A pair of friends sit at a table and remember all the good times and the small arguments. No matter how close, people argue at some point. Many arguments are small and resolved within a short period of time.

“A rumor caused my argument,” Jaime Mejia, 8th, said. “It was between one of my closest friends and me. We said a lot of hurtful things to each other.”

Anything can cause an argument.
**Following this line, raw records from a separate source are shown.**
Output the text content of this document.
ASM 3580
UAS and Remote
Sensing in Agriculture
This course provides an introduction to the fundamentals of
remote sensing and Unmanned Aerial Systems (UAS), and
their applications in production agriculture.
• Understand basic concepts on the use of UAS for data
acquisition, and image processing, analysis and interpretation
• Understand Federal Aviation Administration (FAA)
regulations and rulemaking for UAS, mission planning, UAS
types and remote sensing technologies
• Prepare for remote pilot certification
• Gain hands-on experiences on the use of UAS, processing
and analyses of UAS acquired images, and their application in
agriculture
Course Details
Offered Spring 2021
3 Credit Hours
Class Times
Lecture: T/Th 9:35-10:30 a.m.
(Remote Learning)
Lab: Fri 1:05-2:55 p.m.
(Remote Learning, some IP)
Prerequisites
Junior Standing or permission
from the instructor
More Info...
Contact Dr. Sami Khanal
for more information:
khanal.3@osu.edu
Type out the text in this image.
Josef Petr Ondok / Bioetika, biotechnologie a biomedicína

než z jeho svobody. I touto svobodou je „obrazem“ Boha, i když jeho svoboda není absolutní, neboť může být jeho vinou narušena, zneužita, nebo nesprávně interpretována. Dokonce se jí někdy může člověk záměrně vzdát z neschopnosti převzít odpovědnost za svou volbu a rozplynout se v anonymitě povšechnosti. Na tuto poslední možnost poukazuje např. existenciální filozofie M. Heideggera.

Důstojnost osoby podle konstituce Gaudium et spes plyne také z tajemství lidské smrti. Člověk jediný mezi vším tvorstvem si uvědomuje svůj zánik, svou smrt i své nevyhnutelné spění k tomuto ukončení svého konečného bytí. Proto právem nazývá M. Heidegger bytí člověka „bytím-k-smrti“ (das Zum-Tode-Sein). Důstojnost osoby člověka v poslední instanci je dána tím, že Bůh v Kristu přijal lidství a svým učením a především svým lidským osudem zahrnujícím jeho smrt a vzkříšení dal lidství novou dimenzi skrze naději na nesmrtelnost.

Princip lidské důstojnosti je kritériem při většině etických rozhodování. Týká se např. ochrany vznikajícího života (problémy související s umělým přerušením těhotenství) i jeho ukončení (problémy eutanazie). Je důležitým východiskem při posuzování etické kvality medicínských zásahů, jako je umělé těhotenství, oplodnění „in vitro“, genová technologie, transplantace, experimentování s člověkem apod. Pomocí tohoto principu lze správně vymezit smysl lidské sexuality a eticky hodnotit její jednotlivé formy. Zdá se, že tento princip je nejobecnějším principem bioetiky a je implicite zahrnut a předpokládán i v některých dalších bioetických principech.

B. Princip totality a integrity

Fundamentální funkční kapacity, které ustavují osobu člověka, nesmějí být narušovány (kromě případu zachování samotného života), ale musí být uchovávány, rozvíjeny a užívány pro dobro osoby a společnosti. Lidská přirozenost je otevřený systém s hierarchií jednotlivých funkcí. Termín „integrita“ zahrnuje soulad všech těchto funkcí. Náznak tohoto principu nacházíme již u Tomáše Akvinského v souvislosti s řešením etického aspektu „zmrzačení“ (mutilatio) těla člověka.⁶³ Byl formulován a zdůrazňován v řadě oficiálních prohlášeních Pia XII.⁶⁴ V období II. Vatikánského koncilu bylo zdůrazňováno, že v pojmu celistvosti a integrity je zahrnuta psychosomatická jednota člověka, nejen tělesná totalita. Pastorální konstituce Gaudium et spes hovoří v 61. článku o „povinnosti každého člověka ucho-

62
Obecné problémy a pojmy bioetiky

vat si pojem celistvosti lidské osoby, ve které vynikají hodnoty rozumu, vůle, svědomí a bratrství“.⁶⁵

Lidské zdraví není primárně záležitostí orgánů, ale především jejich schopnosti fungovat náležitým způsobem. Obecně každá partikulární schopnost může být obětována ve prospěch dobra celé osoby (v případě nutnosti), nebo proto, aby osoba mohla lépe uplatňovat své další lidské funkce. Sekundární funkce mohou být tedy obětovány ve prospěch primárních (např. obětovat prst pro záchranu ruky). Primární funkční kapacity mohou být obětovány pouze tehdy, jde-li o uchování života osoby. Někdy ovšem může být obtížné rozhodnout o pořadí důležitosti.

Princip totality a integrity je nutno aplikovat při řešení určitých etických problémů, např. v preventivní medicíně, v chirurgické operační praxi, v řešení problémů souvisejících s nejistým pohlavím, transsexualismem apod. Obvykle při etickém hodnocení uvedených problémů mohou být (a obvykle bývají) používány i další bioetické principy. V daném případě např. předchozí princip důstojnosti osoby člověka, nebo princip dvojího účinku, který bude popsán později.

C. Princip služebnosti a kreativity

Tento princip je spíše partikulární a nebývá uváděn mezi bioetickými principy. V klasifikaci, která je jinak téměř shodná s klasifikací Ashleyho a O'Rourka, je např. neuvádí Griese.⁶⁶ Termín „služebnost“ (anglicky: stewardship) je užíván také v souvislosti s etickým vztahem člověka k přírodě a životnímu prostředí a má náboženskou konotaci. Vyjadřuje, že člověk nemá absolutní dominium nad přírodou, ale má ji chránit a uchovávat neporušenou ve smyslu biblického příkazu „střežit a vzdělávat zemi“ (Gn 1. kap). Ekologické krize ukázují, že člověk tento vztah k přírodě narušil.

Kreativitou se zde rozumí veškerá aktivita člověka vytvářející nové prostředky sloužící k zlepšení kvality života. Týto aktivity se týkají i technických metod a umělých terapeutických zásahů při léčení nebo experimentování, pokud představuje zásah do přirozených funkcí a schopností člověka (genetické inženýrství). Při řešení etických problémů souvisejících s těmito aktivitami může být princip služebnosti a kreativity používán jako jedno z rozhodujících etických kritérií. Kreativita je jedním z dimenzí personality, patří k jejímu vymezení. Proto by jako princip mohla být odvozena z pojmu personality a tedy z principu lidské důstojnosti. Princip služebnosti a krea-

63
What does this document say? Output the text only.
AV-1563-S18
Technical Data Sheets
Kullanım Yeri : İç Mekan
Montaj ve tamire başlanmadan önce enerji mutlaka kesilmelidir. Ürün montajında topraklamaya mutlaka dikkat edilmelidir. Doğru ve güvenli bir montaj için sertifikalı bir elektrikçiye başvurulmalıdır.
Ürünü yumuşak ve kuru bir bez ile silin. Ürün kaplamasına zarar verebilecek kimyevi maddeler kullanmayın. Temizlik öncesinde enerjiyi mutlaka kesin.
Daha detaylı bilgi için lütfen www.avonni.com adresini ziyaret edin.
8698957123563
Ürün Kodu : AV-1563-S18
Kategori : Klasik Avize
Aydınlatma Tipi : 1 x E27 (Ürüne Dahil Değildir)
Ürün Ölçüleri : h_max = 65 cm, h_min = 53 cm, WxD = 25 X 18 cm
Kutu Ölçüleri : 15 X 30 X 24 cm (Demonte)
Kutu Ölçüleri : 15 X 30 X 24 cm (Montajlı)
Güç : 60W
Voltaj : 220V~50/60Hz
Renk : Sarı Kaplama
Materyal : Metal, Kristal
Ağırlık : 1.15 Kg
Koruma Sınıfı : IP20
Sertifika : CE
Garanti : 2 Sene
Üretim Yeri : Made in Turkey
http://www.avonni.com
Even a compliment taken the wrong way or the tone of voice.

“I got an attitude with my friend on accident and she got mad,” Taylor Gilyard, 8th, said. “We stopped talking for like a day but that was it.”

Friends sometimes sit down face to face to solve their differences.

“We talked it out,” Jaime said.

Some rely on technology.

“I texted my friend and asked what was wrong,” Taylor said.

Some find ways to mend things quickly.

“My friend and I both liked a guy, and he called me pretty,” Madison Anderson, 7th, said. “He didn’t mean anything, though, so I just told her I was sorry, and we were friends again.”

Others find it hard to make the first move.

“A rumor was out that I was talking bad about my friend behind her back,” Anna Duron, 9th, said. “We didn’t talk, and she was mad at me, but then we talked it out.”

Not all arguments close with a happy ending.

“My friend and I both liked the same guy” Caitlin Miller, 8th, said. “We had an argument, and we weren’t friends anymore. We didn’t resolve the argument, and I moved schools because she was talking about me.”